Dolcemente, silenziosamente, la cima della montagna illuminata dai riflettori scivolò sotto di lui. Nemmeno un decollo in pallone poteva essere più calmo. Se ascoltava attentamente riusciva a sentire il ronzio dei due motori che muovevano le grandi ruote a frizione lungo il nastro, sia al di sopra che al di sotto della capsula.

Il tachimetro diceva che la velocità di salita era di cinque metri al secondo. Gradualmente, senza sbalzi improvvisi, Morgan aumentò la spinta fino ad arrivare a cinquanta metri al secondo, poco meno di duecento chilometri l'ora. Quella velocità consentiva il massimo d'efficienza al Ragno a pieno carico. Una volta scaricata la batteria ausiliaria, poteva aumentarla del venticinque per cento, arrivando fino a duecentocinquanta chilometri orari.

— Di' qualcosa, Van! — esclamò la voce divertita di Warren Kingsley dal mondo sotto di lui.
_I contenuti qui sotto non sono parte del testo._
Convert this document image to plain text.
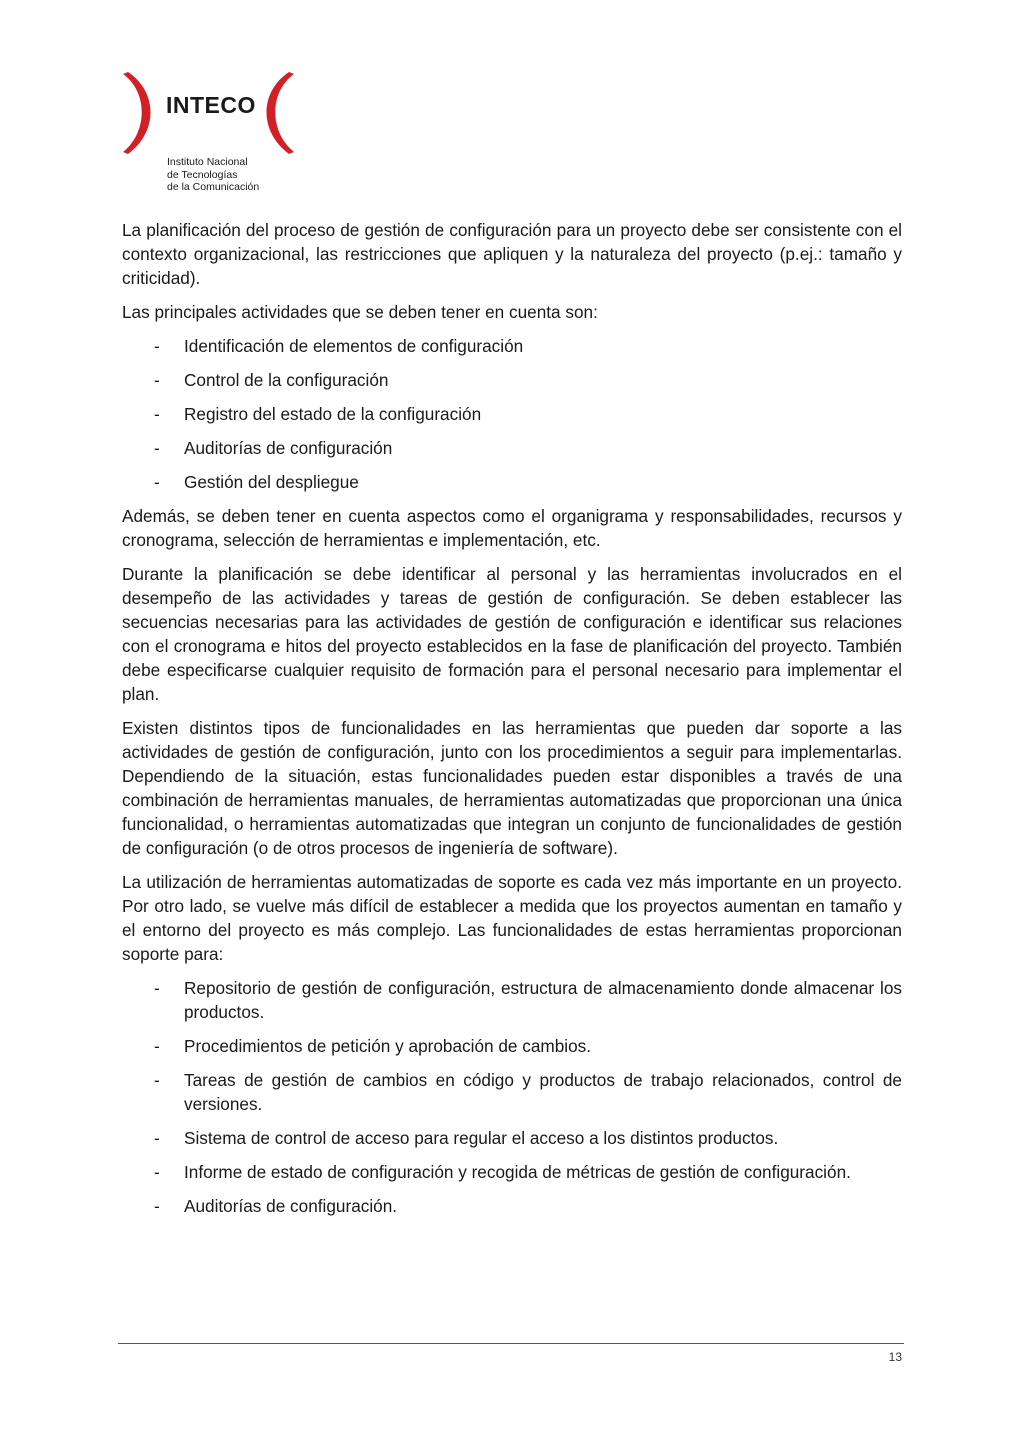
INTECO
Instituto Nacional
de Tecnologías
de la Comunicación

La planificación del proceso de gestión de configuración para un proyecto debe ser consistente con el contexto organizacional, las restricciones que apliquen y la naturaleza del proyecto (p.ej.: tamaño y criticidad).

Las principales actividades que se deben tener en cuenta son:

- Identificación de elementos de configuración
- Control de la configuración
- Registro del estado de la configuración
- Auditorías de configuración
- Gestión del despliegue

Además, se deben tener en cuenta aspectos como el organigrama y responsabilidades, recursos y cronograma, selección de herramientas e implementación, etc.

Durante la planificación se debe identificar al personal y las herramientas involucrados en el desempeño de las actividades y tareas de gestión de configuración. Se deben establecer las secuencias necesarias para las actividades de gestión de configuración e identificar sus relaciones con el cronograma e hitos del proyecto establecidos en la fase de planificación del proyecto. También debe especificarse cualquier requisito de formación para el personal necesario para implementar el plan.

Existen distintos tipos de funcionalidades en las herramientas que pueden dar soporte a las actividades de gestión de configuración, junto con los procedimientos a seguir para implementarlas. Dependiendo de la situación, estas funcionalidades pueden estar disponibles a través de una combinación de herramientas manuales, de herramientas automatizadas que proporcionan una única funcionalidad, o herramientas automatizadas que integran un conjunto de funcionalidades de gestión de configuración (o de otros procesos de ingeniería de software).

La utilización de herramientas automatizadas de soporte es cada vez más importante en un proyecto. Por otro lado, se vuelve más difícil de establecer a medida que los proyectos aumentan en tamaño y el entorno del proyecto es más complejo. Las funcionalidades de estas herramientas proporcionan soporte para:

- Repositorio de gestión de configuración, estructura de almacenamiento donde almacenar los productos.
- Procedimientos de petición y aprobación de cambios.
- Tareas de gestión de cambios en código y productos de trabajo relacionados, control de versiones.
- Sistema de control de acceso para regular el acceso a los distintos productos.
- Informe de estado de configuración y recogida de métricas de gestión de configuración.
- Auditorías de configuración.
13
— Lasciami in pace — rispose Morgan. — Nelle prossime due ore voglio rilassarmi e godermi il panorama. Se volevate un bel commento parlato dovevate far partire Maxine Duval.

— È un'ora che ti sta chiamando.

— Porgile il mio affetto e dille che ho da fare. Magari, quando arrivo alla Torre… Quali sono le ultime novità da lassù?

— La temperatura si è stabilizzata a venti gradi. Il Controllo Monsoni invia una modesta quantità di megawatt ogni dieci minuti. Però il professor Sessui è furioso. Dice che il laser sconvolge i suoi strumenti.

— E l'aria?

— Lì non andiamo troppo bene. La pressione si è abbassata, e il CO2 si sta accumulando. Però non dovrebbe succedere niente se tu arrivi nel tempo previsto. Stanno attenti a non compiere movimenti inutili, per risparmiare ossigeno.

"Tranne il professor Sessui, ci scommetto" pensò Morgan. Sarebbe stato interessante conoscere l'uomo al quale stava tentando di salvare la vita. Aveva letto parecchi dei suoi trattati di divulgazione scientifica, celeberrimi, e li considerava fioriti e ridondanti. Aveva il sospetto che il professore presentasse le stesse caratteristiche.

— E la situazione alla Dieci C?

— Mancano ancora due ore alla partenza della capsula. Stanno installando dei circuiti speciali per assicurarsi che niente prenda fuoco in questo viaggio.

— Un'ottima idea. È di Bartok, immagino.

— Probabilmente. E scenderanno sul binario nord, nel caso che quello sud sia rimasto danneggiato dall'esplosione. Se va tutto bene, arriveranno alle fondamenta entro… oh… ventun ore. Tempo perfetto. Non credo che avremo bisogno di rimandare su il Ragno con un altro carico.

Nonostante la frase semischerzosa indirizzata prima a Kingsley, Morgan sapeva che era troppo presto per cominciare a rilassarsi. Eppure sembrava che tutto andasse al meglio possibile; e, di certo, nelle tre ore successive non poteva fare altro che ammirare il paesaggio in continua espansione.

Era già a un'altezza di trenta chilometri, saliva veloce e silenzioso nella notte tropicale. Non c'era luna, ma il paesaggio sotto di lui era svelato dalle costellazioni chiare di città e villaggi. Se guardava le stelle in alto e le stelle in basso, Morgan riusciva facilmente a immaginare di trovarsi lontano da qualsiasi mondo, perso nelle profondità dello spazio. Presto riuscì a scorgere l'intera isola di Taprobane, debolmente delimitata dalle luci degli insediamenti costieri. Molto a nord, una macchia di luminosità debole avanzava lungo l'orizzonte come ad annunciare un'alba prematura. Lo lasciò perplesso per un attimo, poi capì che stava vedendo una delle grandi città dell'Indostan del sud.